Li Auto will reportedly take over Beijing Hyundai plant as its second factory
Chinese EV maker Li Auto will take over Beijing Hyundai's No. 1 plant, which has been shut down for two years, as its second plant in addition to the Changzhou plant, Auto-time said Thursday, citing people familiar with the matter.
"There have been frequent visits to the Hyundai No. 1 plant from Li Auto staff recently," the report said, citing an employee at the plant.
The employee said the plant's production equipment has largely aged and "will be dismantled and handed over by the end of the year, and the only few employees now at the plant will move out at the end of June."
The report cites another source with knowledge of the matter as saying that Li Auto's global flagship plant will be located in Beijing's Shunyi District, based on the original Hyundai plant and land resources.
The plant, with a total investment of RMB 6 billion ($940 million), will be used for research and development of vehicles, core components, autonomous driving, and other key technologies, the person said.
The plant will be staffed with more than 2,000 talents including autonomous driving, artificial intelligence, big data, and industrial internet, the report said, adding that the project is scheduled to start production in 2023 and reach an industrial output of RMB 30 billion in 2024.
The report quoted a Li Auto employee as saying that in addition to the existing Changzhou factory, "Li Auto also plans to build another factory in Beijing."
This is not the first time the media has reported that Li Auto plans to build a second factory.
On April 2, local media outlet Iautodaily.com cited a source familiar with the matter as saying that Li Auto was planning to build a second plant, most likely in Beijing, where the company is headquartered.
The report said it did not get a completely positive answer after multiple requests, but "all indications are that Li Auto will take a new step in its strategic layout."
Compared to Hefei, where NIO was saved, Guangzhou, where XPeng Motors is located, and Shanghai, where Tesla was introduced, Beijing lacks strong and focused new energy vehicle companies.
A factory located in Beijing is not out of the realm of possibility to happen, the report said.
CnEVPost asked Li Auto for confirmation at the time, and a spokesperson said no information had been received.
Li Auto currently has only one model - the Li ONE with extended-range technology.
The company expects to launch an all-electric model in 2023, and will release at least two new products each year starting in 2022.
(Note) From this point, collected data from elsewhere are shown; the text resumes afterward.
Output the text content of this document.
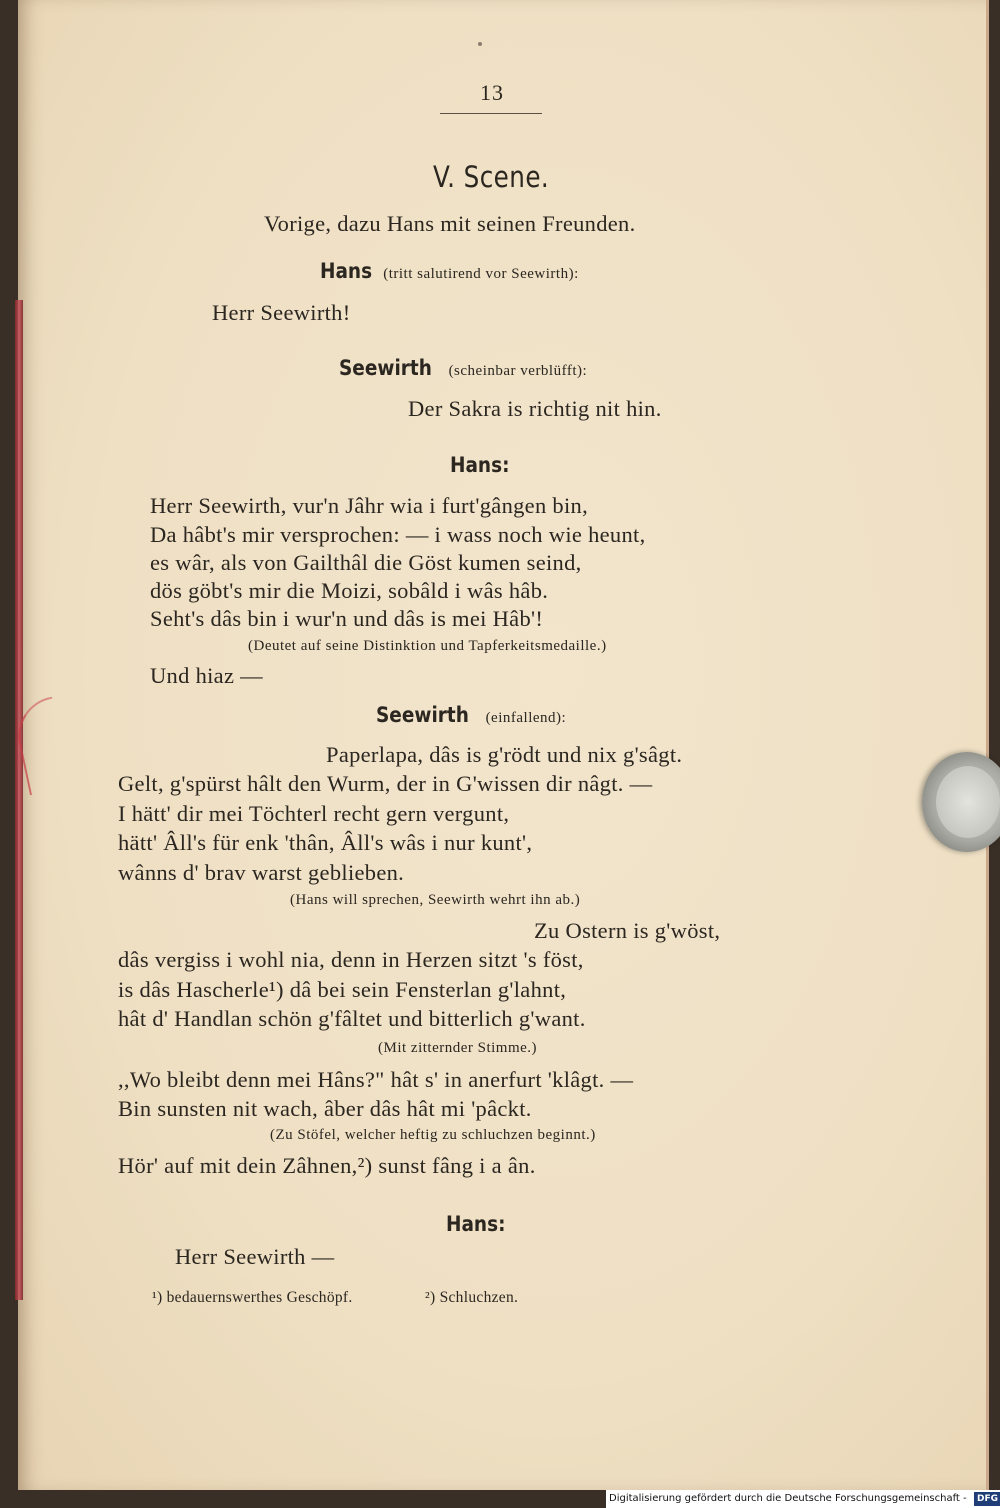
13
V. Scene.
Vorige, dazu Hans mit seinen Freunden.
Hans (tritt salutirend vor Seewirth):
Herr Seewirth!
Seewirth (scheinbar verblüfft):
Der Sakra is richtig nit hin.
Hans:
Herr Seewirth, vur'n Jâhr wia i furt'gângen bin,
Da hâbt's mir versprochen: — i wass noch wie heunt,
es wâr, als von Gailthâl die Göst kumen seind,
dös göbt's mir die Moizi, sobâld i wâs hâb.
Seht's dâs bin i wur'n und dâs is mei Hâb'!
(Deutet auf seine Distinktion und Tapferkeitsmedaille.)
Und hiaz —
Seewirth (einfallend):
Paperlapa, dâs is g'rödt und nix g'sâgt.
Gelt, g'spürst hâlt den Wurm, der in G'wissen dir nâgt. —
I hätt' dir mei Töchterl recht gern vergunt,
hätt' Âll's für enk 'thân, Âll's wâs i nur kunt',
wânns d' brav warst geblieben.
(Hans will sprechen, Seewirth wehrt ihn ab.)
Zu Ostern is g'wöst,
dâs vergiss i wohl nia, denn in Herzen sitzt 's föst,
is dâs Hascherle¹) dâ bei sein Fensterlan g'lahnt,
hât d' Handlan schön g'fâltet und bitterlich g'want.
(Mit zitternder Stimme.)
,,Wo bleibt denn mei Hâns?" hât s' in anerfurt 'klâgt. —
Bin sunsten nit wach, âber dâs hât mi 'pâckt.
(Zu Stöfel, welcher heftig zu schluchzen beginnt.)
Hör' auf mit dein Zâhnen,²) sunst fâng i a ân.
Hans:
Herr Seewirth —
¹) bedauernswerthes Geschöpf.	²) Schluchzen.
Digitalisierung gefördert durch die Deutsche Forschungsgemeinschaft -	DFG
Deutsche Bank's Edison Yu's team is not bullish on Li Auto's future product strategy, and said in a research note sent to investors Thursday:
Moving forward, while LI is accelerating its BEV efforts, the company appears to be still committed to development of hybrid EREV powertrain at least for another 2 platform cycles which we view as superfluous (i.e., we don't see EREV representing 1/3 of NEV mix).
We don't doubt EREV unit sales can increase from current levels given Li One is a solid value proposition and China's TAM is massive, but similar to traditional automakers, investors usually give zero credit for success in hybrids, making us wonder why LI would continue investing in this path.
During Li Auto's first-quarter earnings call on May 26, the company's president, Shen Yanan, said the Changzhou plant currently has a daily capacity of up to 500 vehicles at two shifts.
However, it is currently unable to reach the capacity due to chip shortage, and the monthly capacity is expected to exceed 10,000 units in September, Shen said.
The new workshop of Li Auto's Changzhou plant is expected to be completed in 2022, when the annual production capacity will be increased to 200,000 vehicles.
But Li Auto has previously said it aims to sell 1.6 million units by 2025, so building a new plant to expand capacity is especially urgent.